Where do we go with this? Extending this to pace bowlers is harder, as strictly one should adjust for when in the innings they bowl (the new ball is helpful). This would need a model of wicket and run probability by ball bowled, and then to compare each player’s actual results to what the average player would achieve.

PS. This would be easy to check… if you had CricViz data. Expected averages would tell the story. Especially comparing head-to-head for the games in which both Lyon and Ashwin played. And splitting LHB and RHB so there was no bias driven by matchups.

The Ashes: A tale of two spinners

I wrote an Ashes preview. It was boring. You won’t be subjected to it. Fortunately, when researching that I noticed a strange feature of Nathan Lyon’s bowling: he is great in the first innings of a Test.

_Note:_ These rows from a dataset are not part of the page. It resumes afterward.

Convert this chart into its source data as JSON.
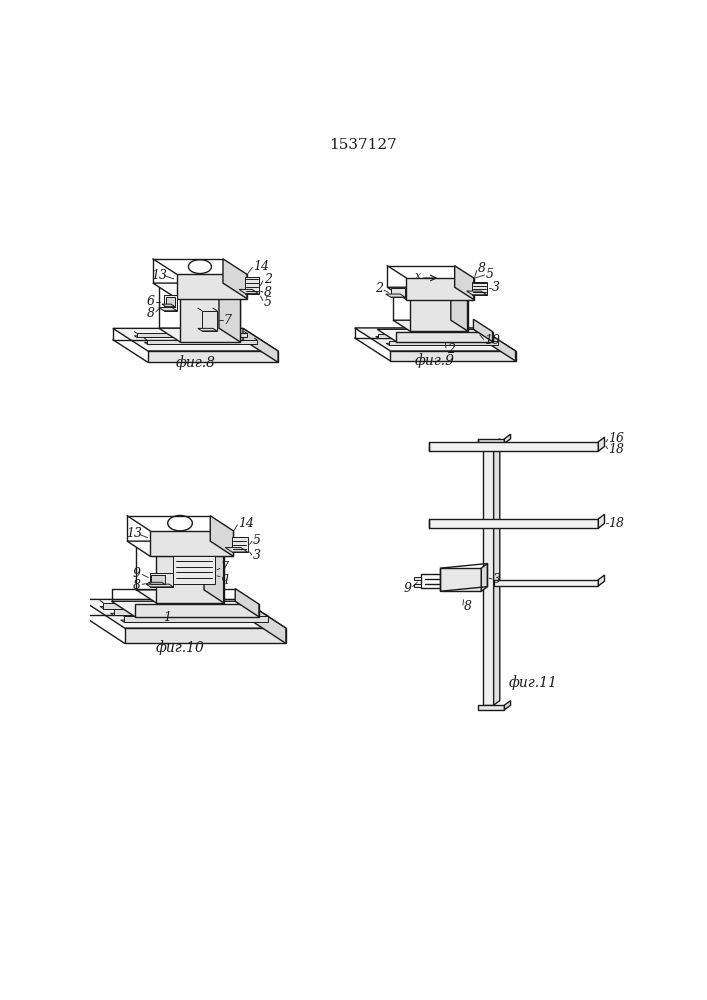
{
  "title": "1537127",
  "title_fontsize": 11,
  "background_color": "#ffffff",
  "line_color": "#1a1a1a",
  "line_width": 1.0,
  "fig8_label": "фиг.8",
  "fig9_label": "фиг.9",
  "fig10_label": "фиг.10",
  "fig11_label": "фиг.11",
  "label_fontsize": 10,
  "number_fontsize": 9
}
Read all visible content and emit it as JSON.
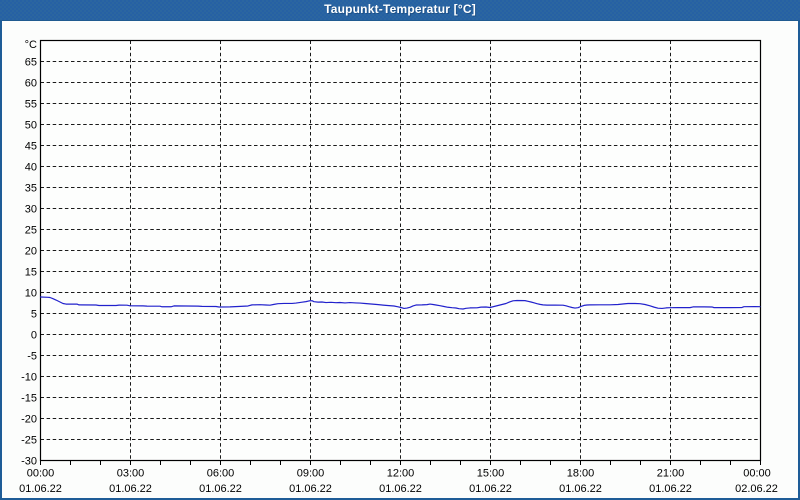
{
  "window": {
    "title": "Taupunkt-Temperatur [°C]"
  },
  "colors": {
    "title_bar_bg": "#2b66a0",
    "title_text": "#ffffff",
    "window_border": "#1e5c97",
    "content_bg": "#fcfdfc",
    "plot_bg": "#fdfefd",
    "axis_frame": "#000000",
    "grid": "#1a1a1a",
    "label_text": "#000000",
    "curve": "#2121cc"
  },
  "chart_data": {
    "type": "line",
    "title": "Taupunkt-Temperatur [°C]",
    "ylabel": "",
    "xlabel": "",
    "y_unit_label": "°C",
    "ylim": [
      -30,
      70
    ],
    "y_tick_step": 5,
    "y_labeled_max": 65,
    "x_range_minutes": [
      0,
      1440
    ],
    "x_major_step_minutes": 180,
    "x_minor_step_minutes": 60,
    "grid": "dashed",
    "legend": "none",
    "x_tick_labels": [
      {
        "time": "00:00",
        "date": "01.06.22"
      },
      {
        "time": "03:00",
        "date": "01.06.22"
      },
      {
        "time": "06:00",
        "date": "01.06.22"
      },
      {
        "time": "09:00",
        "date": "01.06.22"
      },
      {
        "time": "12:00",
        "date": "01.06.22"
      },
      {
        "time": "15:00",
        "date": "01.06.22"
      },
      {
        "time": "18:00",
        "date": "01.06.22"
      },
      {
        "time": "21:00",
        "date": "01.06.22"
      },
      {
        "time": "00:00",
        "date": "02.06.22"
      }
    ],
    "series": [
      {
        "name": "Taupunkt-Temperatur",
        "color": "#2121cc",
        "points_t_min_v_degC": [
          [
            0,
            8.93
          ],
          [
            15,
            8.86
          ],
          [
            19,
            8.81
          ],
          [
            25,
            8.52
          ],
          [
            31,
            8.21
          ],
          [
            39,
            7.74
          ],
          [
            45,
            7.38
          ],
          [
            51,
            7.24
          ],
          [
            73,
            7.24
          ],
          [
            77,
            7.05
          ],
          [
            111,
            7.02
          ],
          [
            117,
            6.9
          ],
          [
            151,
            6.9
          ],
          [
            157,
            7.0
          ],
          [
            173,
            6.98
          ],
          [
            179,
            6.83
          ],
          [
            205,
            6.81
          ],
          [
            213,
            6.76
          ],
          [
            239,
            6.74
          ],
          [
            243,
            6.6
          ],
          [
            261,
            6.6
          ],
          [
            267,
            6.81
          ],
          [
            315,
            6.76
          ],
          [
            323,
            6.69
          ],
          [
            351,
            6.67
          ],
          [
            357,
            6.55
          ],
          [
            379,
            6.57
          ],
          [
            395,
            6.67
          ],
          [
            415,
            6.79
          ],
          [
            423,
            7.05
          ],
          [
            439,
            7.1
          ],
          [
            451,
            7.02
          ],
          [
            459,
            6.98
          ],
          [
            467,
            7.17
          ],
          [
            475,
            7.33
          ],
          [
            487,
            7.4
          ],
          [
            503,
            7.4
          ],
          [
            511,
            7.48
          ],
          [
            523,
            7.69
          ],
          [
            531,
            7.83
          ],
          [
            537,
            8.0
          ],
          [
            543,
            8.05
          ],
          [
            547,
            7.81
          ],
          [
            555,
            7.71
          ],
          [
            563,
            7.74
          ],
          [
            571,
            7.6
          ],
          [
            581,
            7.67
          ],
          [
            591,
            7.57
          ],
          [
            599,
            7.62
          ],
          [
            609,
            7.52
          ],
          [
            619,
            7.6
          ],
          [
            631,
            7.52
          ],
          [
            639,
            7.48
          ],
          [
            649,
            7.38
          ],
          [
            661,
            7.26
          ],
          [
            673,
            7.14
          ],
          [
            685,
            7.0
          ],
          [
            697,
            6.88
          ],
          [
            707,
            6.79
          ],
          [
            715,
            6.6
          ],
          [
            721,
            6.43
          ],
          [
            727,
            6.21
          ],
          [
            733,
            6.29
          ],
          [
            739,
            6.48
          ],
          [
            745,
            6.81
          ],
          [
            751,
            7.02
          ],
          [
            763,
            7.05
          ],
          [
            773,
            7.12
          ],
          [
            779,
            7.24
          ],
          [
            785,
            7.14
          ],
          [
            791,
            7.02
          ],
          [
            799,
            6.86
          ],
          [
            807,
            6.67
          ],
          [
            815,
            6.48
          ],
          [
            823,
            6.38
          ],
          [
            831,
            6.31
          ],
          [
            837,
            6.14
          ],
          [
            845,
            6.07
          ],
          [
            851,
            6.24
          ],
          [
            859,
            6.33
          ],
          [
            873,
            6.36
          ],
          [
            881,
            6.52
          ],
          [
            891,
            6.55
          ],
          [
            899,
            6.43
          ],
          [
            907,
            6.67
          ],
          [
            915,
            6.9
          ],
          [
            923,
            7.14
          ],
          [
            931,
            7.38
          ],
          [
            939,
            7.79
          ],
          [
            945,
            8.02
          ],
          [
            953,
            8.1
          ],
          [
            969,
            8.07
          ],
          [
            975,
            7.9
          ],
          [
            981,
            7.74
          ],
          [
            987,
            7.55
          ],
          [
            993,
            7.33
          ],
          [
            999,
            7.17
          ],
          [
            1005,
            7.05
          ],
          [
            1013,
            7.0
          ],
          [
            1029,
            7.0
          ],
          [
            1045,
            6.98
          ],
          [
            1051,
            6.83
          ],
          [
            1057,
            6.62
          ],
          [
            1063,
            6.43
          ],
          [
            1069,
            6.29
          ],
          [
            1075,
            6.38
          ],
          [
            1081,
            6.67
          ],
          [
            1087,
            6.93
          ],
          [
            1093,
            7.02
          ],
          [
            1099,
            7.05
          ],
          [
            1119,
            7.07
          ],
          [
            1139,
            7.07
          ],
          [
            1155,
            7.14
          ],
          [
            1167,
            7.29
          ],
          [
            1175,
            7.38
          ],
          [
            1187,
            7.4
          ],
          [
            1199,
            7.33
          ],
          [
            1209,
            7.14
          ],
          [
            1219,
            6.83
          ],
          [
            1227,
            6.52
          ],
          [
            1235,
            6.26
          ],
          [
            1243,
            6.21
          ],
          [
            1251,
            6.33
          ],
          [
            1259,
            6.38
          ],
          [
            1275,
            6.4
          ],
          [
            1299,
            6.4
          ],
          [
            1305,
            6.57
          ],
          [
            1327,
            6.57
          ],
          [
            1343,
            6.55
          ],
          [
            1347,
            6.4
          ],
          [
            1379,
            6.4
          ],
          [
            1403,
            6.43
          ],
          [
            1407,
            6.62
          ],
          [
            1429,
            6.64
          ],
          [
            1439,
            6.62
          ]
        ]
      }
    ]
  }
}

At the time of writing it’s unclear whether we’ll see Moeen Ali vs Nathan Lyon as the opposing spinners in the 2019 Ashes – Ali’s batting has been poor of late, so it’s hard to justify his selection. Easier to make seam-friendly wickets and neutralise Lyon. Career averages show why that’s tempting:

Fig 1 – Nathan Lyon and Moeen Ali’s Test bowling records (as at 30/7/19)

That data masks two things – firstly, since 2017 both bowlers average 29. Secondly, and interestingly, how they perform through a match.

Fig 2 – Lyon (Yellow Triangle) and Ali (Green Square) by Innings of the match. Axes are the same in all four charts.

Let’s walk through that quartet of charts. In the first Innings, Nathan Lyon is about as good as it gets. An average of 32 is 11 runs per wicket better than the average for all spinners. He’s right up there with Ashwin & Jadeja. Moeen Ali is, frankly, awful. Averaging 16 more runs per wicket than Shane Shillingford. That Green Square is poles apart from Lyon’s Yellow Triangle.

Through the second and third innings, Nathan Lyon stubbornly refuses to improve. The chasing pack catches him, then outshines him by the third innings. Ali is comparable with him at that point (and within touching distance of the rest).

Now it gets weird. If anything, Lyon is worse in the fourth innings. A bowling average of 34 is now ten runs worse than that for all spinners since 2010. The control is still there, as his economy rate is unaffected. The sample size is fine (58 wickets in the fourth innings). Odd.

Meanwhile, the fourth innings is Ali’s playground. 59 wickets at 22, he’s right up there with the big boys. Go Green Square, go!

Let’s end with some practical uses for this, before it becomes pub trivia.

  • Nathan Lyon can be part of a four man attack for Australia – he can bowl effectively in the first innings, so Australia don’t need to play four quicks to have sufficient firepower early in the match.
  • Moeen Ali shouldn’t bowl in the first innings for England. Stokes can play the role of fourth bowler, and Ali should bowl no more than ten overs per day. Save him for later in the game.

Further Reading

Cricinfo independently noticed this back in 2017 (ie. I haven’t copied them, honest!) Unfortunately for them, they attributed the difference to the Asian continent. That quirk has now been ironed out.